Lirih kudengar umminya menjawab di sela bunyi pisau yang beradu dengan talenan, sepertinya beliau sedang memotong sayur. “Pergi, Nak… tapi Abang Edgar perginya baru hari minggu lusa…”
Aku tersenyum simpul mendengar jawaban lirih itu. Malamnya ketika aku bercerita pada Teuku saat menjelang tidur, dia tertawa sampai ranjang bergoyang.
“Adikku memang gitu, suka penasaran. Biasa kan, usia anak segitu rasa ingin tahunya sedang pesat…”
Aku mengangguk, “Yang mendamaikanku tuh jawaban Ummi… Memangnya di sini ada gereja, ya?”
“Gereja Methodist sih ada, kamu mau ke sana hari minggu ini?
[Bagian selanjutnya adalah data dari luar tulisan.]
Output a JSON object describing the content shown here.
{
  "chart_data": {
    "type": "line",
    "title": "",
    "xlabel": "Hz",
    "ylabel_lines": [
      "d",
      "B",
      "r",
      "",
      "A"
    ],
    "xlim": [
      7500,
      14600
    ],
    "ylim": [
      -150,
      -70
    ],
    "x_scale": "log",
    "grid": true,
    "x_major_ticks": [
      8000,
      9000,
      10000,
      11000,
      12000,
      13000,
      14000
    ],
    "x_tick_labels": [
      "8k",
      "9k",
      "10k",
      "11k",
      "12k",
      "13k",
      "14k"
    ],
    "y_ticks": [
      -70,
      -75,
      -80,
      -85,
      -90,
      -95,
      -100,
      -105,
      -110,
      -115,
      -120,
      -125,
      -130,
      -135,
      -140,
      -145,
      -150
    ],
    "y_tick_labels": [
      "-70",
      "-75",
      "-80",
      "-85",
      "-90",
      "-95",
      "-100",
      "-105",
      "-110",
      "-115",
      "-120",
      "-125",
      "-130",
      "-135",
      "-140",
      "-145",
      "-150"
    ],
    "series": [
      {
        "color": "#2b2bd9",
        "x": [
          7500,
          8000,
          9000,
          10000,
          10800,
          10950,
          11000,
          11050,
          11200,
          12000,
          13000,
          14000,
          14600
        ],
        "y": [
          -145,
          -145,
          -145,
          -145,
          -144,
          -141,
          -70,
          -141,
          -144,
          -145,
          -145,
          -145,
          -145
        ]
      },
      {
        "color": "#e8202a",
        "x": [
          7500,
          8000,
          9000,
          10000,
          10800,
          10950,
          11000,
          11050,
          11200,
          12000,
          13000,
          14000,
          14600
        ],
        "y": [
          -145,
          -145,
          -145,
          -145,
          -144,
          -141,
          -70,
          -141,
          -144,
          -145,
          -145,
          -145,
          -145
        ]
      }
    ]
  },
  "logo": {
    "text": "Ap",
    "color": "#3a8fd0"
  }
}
Kalau mau biar aku antar.”
Aku berfikir sejenak. “Gak usah aja, hari minggu ini kita muter-muter lagi, sorenya kan udah harus balik.”
“Ya sudah…”
***
“Kamu turisnya, aku tour guide-nya. Jadi diam sajalah!” Teuku selalu bilang begitu tiap kali aku menawarkan untuk menyetir dan dia yang memberi instruksi di tiap persimpangan, tapi dia tak mau.
Terakhir, saat menjelang siang setelah dua kali isi bensin, kami melihat-lihat pelabuhan kapal air di Ulee Lheue.
“Kalau mau ke Sabang ya lewat pelabuhan ini perginya.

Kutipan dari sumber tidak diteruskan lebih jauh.